Question

electricity practice problems: voltage difference (v), current (i), resistance (r),
electrical power (p) & electrical energy (e)
1 a toaster oven is plugged into an outlet where the voltage difference is 120v. how much power does the
toaster oven use if the current in the oven is 10 a?

2 a video - disc player that is not playing still uses 6.0 w of power. what is the current into the video - disc player if
it is plugged into a standard 120 v outlet?

3 a flashlight bulb uses 2.4 w of power when the current in the bulb is 0.8 a. if the flashlight uses two batteries,
what is the voltage difference supplied by each battery?

4 a hair dryer is rated at 1.2 kw. when it is plugged into a standard outlet (120v) and turned on, what is the
current in the hair dryer?

5 a refrigerator operates an average of 10.0 hours a day. if the power rating on the refrigerator is 700 w, how
much electrical energy does the refrigerator use in one day?

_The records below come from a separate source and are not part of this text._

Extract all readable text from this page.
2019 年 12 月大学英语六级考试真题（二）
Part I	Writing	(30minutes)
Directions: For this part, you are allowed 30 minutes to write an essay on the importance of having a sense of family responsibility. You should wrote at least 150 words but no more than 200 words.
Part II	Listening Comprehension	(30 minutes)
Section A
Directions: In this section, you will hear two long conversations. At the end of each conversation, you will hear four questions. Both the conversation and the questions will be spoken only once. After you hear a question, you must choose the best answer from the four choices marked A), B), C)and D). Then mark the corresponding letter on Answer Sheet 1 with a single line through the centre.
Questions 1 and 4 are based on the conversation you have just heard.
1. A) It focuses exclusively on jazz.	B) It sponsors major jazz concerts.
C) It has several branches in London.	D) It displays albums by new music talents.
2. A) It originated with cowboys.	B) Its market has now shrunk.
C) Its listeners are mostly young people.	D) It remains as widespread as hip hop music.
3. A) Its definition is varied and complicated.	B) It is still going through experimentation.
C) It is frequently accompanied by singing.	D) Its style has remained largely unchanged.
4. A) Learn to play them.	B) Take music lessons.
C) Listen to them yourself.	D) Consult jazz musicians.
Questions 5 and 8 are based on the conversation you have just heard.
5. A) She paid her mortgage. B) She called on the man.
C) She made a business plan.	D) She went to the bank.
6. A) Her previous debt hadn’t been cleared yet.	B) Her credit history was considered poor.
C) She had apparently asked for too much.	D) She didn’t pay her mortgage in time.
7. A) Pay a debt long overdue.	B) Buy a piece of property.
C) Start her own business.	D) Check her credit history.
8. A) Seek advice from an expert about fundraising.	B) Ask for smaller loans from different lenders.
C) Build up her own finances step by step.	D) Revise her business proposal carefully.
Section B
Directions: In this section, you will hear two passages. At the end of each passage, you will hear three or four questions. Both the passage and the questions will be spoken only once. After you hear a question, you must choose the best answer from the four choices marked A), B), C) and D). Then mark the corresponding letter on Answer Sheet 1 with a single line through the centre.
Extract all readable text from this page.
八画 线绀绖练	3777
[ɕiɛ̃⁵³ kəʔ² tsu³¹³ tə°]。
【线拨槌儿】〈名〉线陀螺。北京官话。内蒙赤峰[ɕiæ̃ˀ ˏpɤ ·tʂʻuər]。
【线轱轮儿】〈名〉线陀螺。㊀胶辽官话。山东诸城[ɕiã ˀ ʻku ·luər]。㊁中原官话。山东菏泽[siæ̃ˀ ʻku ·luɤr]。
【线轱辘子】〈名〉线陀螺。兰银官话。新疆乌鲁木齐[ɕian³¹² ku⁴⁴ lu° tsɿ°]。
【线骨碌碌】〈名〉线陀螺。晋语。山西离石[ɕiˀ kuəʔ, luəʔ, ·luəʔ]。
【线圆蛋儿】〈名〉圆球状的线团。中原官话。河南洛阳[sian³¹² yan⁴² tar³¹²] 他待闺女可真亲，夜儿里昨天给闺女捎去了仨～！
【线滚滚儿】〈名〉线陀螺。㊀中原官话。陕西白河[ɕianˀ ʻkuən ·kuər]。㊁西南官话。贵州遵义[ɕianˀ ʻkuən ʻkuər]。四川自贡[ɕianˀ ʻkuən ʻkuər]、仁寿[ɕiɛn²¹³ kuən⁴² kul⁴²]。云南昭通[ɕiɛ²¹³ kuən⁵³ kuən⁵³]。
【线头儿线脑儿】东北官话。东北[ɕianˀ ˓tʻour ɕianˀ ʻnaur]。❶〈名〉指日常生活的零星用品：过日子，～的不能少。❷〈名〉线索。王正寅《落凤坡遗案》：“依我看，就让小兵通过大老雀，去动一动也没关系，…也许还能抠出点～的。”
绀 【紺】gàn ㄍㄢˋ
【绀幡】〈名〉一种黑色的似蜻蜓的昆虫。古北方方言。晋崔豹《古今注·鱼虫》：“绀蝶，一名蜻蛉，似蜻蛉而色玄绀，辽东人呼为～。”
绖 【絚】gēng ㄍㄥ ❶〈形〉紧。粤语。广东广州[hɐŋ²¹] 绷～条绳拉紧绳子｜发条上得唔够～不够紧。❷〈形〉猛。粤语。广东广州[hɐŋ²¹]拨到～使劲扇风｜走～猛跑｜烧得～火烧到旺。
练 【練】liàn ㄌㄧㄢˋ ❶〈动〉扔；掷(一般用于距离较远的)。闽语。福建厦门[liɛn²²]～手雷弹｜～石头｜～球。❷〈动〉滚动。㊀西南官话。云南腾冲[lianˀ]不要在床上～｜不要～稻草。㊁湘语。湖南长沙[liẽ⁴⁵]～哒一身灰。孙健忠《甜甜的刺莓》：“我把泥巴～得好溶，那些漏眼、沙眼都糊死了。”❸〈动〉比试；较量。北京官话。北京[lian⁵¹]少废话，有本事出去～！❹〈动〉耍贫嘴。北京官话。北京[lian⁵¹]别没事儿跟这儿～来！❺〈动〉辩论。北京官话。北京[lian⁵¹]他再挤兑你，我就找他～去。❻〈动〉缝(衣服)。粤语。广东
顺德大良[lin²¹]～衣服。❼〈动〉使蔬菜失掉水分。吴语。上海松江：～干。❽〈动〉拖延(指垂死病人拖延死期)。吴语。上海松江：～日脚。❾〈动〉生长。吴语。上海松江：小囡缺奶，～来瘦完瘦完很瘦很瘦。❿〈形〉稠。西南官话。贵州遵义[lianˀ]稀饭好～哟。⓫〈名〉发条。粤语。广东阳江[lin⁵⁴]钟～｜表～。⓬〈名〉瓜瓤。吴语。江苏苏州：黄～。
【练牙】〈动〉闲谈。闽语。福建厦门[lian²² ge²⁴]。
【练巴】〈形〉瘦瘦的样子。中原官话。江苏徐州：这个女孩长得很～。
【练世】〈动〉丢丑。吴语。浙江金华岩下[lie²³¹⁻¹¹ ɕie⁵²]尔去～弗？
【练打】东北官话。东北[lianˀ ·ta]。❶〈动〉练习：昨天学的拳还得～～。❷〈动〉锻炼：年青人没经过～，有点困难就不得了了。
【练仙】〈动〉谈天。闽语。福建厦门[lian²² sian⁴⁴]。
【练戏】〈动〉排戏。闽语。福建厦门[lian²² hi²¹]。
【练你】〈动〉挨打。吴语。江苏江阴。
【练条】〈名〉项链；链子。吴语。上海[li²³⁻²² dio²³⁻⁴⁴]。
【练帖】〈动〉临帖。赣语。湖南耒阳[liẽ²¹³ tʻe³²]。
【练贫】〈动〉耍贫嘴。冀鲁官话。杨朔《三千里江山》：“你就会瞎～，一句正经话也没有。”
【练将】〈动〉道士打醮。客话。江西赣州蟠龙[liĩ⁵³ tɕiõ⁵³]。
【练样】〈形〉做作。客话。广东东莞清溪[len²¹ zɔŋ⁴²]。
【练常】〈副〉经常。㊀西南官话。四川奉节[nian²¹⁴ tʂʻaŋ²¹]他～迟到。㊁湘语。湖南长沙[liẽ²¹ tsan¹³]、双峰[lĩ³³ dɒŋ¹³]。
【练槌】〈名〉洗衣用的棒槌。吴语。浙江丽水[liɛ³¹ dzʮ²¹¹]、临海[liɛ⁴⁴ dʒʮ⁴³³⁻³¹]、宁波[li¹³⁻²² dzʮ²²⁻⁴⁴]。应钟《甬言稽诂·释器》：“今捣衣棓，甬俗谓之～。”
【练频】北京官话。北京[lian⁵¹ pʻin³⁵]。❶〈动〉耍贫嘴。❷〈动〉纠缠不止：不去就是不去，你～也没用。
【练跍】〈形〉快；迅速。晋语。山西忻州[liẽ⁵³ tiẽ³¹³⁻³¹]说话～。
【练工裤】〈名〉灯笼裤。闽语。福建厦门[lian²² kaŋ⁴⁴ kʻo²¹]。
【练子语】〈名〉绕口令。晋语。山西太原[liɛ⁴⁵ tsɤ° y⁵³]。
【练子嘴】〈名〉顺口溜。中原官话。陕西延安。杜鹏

6 a tv with a power rating of 200 w uses 0.8 kwh of electrical energy in one day. for how many hours was the
tv on during this day?

7 a hair dryer has a power of 1,200 w. how much electrical energy does it use in 3 min?

Explanation:

Problem 1

Step1: Use power formula $P=V \times I$

Given $V=120\ \text{V}$, $I=10\ \text{A}$
$P = 120 \times 10$

Step2: Calculate power value

$P = 1200\ \text{W}$

Problem 2

Step1: Rearrange power formula for $I$

$I = \frac{P}{V}$, given $P=6.0\ \text{W}$, $V=120\ \text{V}$
$I = \frac{6.0}{120}$

Step2: Solve for current

$I = 0.05\ \text{A}$

Problem 3

Step1: Rearrange power formula for $V_{\text{total}}$

$V_{\text{total}} = \frac{P}{I}$, given $P=2.4\ \text{W}$, $I=0.8\ \text{A}$
$V_{\text{total}} = \frac{2.4}{0.8}$

Step2: Find voltage per battery

Divide total voltage by 2: $V_{\text{per battery}} = \frac{3}{2} = 1.5\ \text{V}$

Problem 4

Step1: Convert power to watts

$1.2\ \text{kW} = 1200\ \text{W}$, use $I = \frac{P}{V}$
$I = \frac{1200}{120}$

Step2: Calculate current

$I = 10\ \text{A}$

Problem 5

Step1: Use energy formula $E=P \times t$

Convert $P=700\ \text{W}=0.7\ \text{kW}$, $t=10.0\ \text{h}$
$E = 0.7 \times 10.0$

Step2: Compute daily energy

$E = 7.0\ \text{kWh}$

Problem 6

Step1: Rearrange energy formula for $t$

$t = \frac{E}{P}$, convert $P=200\ \text{W}=0.2\ \text{kW}$, $E=0.8\ \text{kWh}$
$t = \frac{0.8}{0.2}$

Step2: Find runtime

$t = 4\ \text{hours}$

Problem 7

Step1: Convert time to hours

$3\ \text{min} = \frac{3}{60} = 0.05\ \text{h}$, $P=1200\ \text{W}=1.2\ \text{kW}$
$E = 1.2 \times 0.05$

Step2: Calculate energy

$E = 0.06\ \text{kWh}$ (or $216000\ \text{J}$ if using $E=P \times t$ in seconds: $1200 \times 180 = 216000$)

Answer:

1. $1200\ \text{W}$
2. $0.05\ \text{A}$
3. $1.5\ \text{V}$
4. $10\ \text{A}$
5. $7.0\ \text{kWh}$
6. $4$ hours
7. $0.06\ \text{kWh}$ (or $216000\ \text{J}$)